Does the term “capital” in Section 11, Article XII of the Constitution refer to the total common
shares only, or to the total outstanding capital stock (combined total of common and non-voting
preferred shares) of PLDT, a public utility?

RULING:

[The Court partly granted the petition and held that the term “capital” in Section 11, Article XII
of the Constitution refers only to shares of stock entitled to vote in the election of directors of a
public utility, or in the instant case, to the total common shares of PLDT.]
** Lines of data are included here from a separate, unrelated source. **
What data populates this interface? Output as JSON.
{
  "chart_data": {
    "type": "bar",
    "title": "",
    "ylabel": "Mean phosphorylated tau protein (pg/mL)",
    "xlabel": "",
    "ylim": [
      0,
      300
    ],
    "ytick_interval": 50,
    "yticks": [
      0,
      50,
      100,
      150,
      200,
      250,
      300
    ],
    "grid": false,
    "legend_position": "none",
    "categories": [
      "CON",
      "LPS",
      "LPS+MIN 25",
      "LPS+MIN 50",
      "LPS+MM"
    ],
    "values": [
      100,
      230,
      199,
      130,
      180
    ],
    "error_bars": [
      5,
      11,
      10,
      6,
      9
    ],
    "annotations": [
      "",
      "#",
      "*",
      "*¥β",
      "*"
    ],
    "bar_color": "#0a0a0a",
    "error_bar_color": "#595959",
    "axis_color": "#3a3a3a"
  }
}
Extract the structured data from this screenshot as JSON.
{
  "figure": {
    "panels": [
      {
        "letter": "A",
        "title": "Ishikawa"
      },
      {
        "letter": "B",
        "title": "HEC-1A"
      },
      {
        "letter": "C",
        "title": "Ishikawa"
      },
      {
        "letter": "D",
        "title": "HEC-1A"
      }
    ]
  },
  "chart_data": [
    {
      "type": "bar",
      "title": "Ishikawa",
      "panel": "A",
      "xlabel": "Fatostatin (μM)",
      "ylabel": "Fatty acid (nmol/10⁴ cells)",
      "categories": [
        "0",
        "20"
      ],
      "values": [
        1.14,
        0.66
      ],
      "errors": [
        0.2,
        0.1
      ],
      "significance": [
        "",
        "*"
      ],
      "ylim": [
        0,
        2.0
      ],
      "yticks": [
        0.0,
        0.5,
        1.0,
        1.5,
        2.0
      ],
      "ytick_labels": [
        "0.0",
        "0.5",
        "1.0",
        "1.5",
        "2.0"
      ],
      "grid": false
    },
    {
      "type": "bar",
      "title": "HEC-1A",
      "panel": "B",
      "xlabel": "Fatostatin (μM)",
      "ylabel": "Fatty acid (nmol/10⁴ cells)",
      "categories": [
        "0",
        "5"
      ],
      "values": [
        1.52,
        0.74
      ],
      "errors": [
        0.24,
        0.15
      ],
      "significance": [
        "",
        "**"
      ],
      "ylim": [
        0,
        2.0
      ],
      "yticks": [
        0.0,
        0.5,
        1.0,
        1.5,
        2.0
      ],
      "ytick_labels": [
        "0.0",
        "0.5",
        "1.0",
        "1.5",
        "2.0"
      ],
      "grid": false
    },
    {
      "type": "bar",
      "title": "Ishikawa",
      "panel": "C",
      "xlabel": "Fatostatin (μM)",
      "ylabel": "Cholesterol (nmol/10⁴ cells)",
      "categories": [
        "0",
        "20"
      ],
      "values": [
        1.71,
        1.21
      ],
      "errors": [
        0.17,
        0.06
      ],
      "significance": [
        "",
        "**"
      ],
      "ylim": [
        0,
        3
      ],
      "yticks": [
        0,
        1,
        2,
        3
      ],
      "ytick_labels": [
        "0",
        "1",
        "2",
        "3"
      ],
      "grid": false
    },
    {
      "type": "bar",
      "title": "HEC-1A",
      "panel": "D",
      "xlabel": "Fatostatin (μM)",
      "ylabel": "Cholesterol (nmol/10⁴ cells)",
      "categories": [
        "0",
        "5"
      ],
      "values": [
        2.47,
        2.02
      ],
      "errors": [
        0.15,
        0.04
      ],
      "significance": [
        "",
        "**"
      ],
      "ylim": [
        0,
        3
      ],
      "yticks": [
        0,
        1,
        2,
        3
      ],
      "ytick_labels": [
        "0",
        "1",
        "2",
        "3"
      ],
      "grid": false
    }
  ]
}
Section 11, Article XII (National Economy and Patrimony) of the 1987 Constitution mandates
the Filipinization of public utilities

The term “capital” in Section 11, Article XII of the Constitution refers only to shares of stock
entitled to vote in the election of directors, and thus in the present case only to common shares,
and not to the total outstanding capital stock comprising both common and non-voting preferred
shares [of PLDT].

To construe broadly the term “capital” as the total outstanding capital stock, including both
common and non-voting preferred shares, grossly contravenes the intent and letter of the
Constitution that the “State shall develop a self-reliant and independent national economy
effectively controlled by Filipinos.” A broad definition unjustifiably disregards who owns the
all-important voting stock, which necessarily equates to control of the public utility.
The legal and beneficial ownership of 60 percent of the outstanding capital stock must rest in the
hands of Filipinos in accordance with the constitutional mandate. Full beneficial ownership of 60
percent of the outstanding capital stock, coupled with 60 percent of the voting rights, is
constitutionally required for the State’s grant of authority to operate a public utility.

Here, Filipinos hold less than 60 percent of the voting stock, and earn less than 60 percent of the
dividends, of PLDT. This directly contravenes the express command in Section 11, Article XII
of the Constitution.

Incidentally, the fact that PLDT common shares with a par value of P5.00 have a current stock
market value of P2,328.00 per share, while PLDT preferred shares with a par value of P10.00 per
share have a current stock market value ranging from only P10.92 to P11.06 per share, is a
glaring confirmation by the market that control and beneficial ownership of PLDT rest with the
common shares, not with the preferred shares.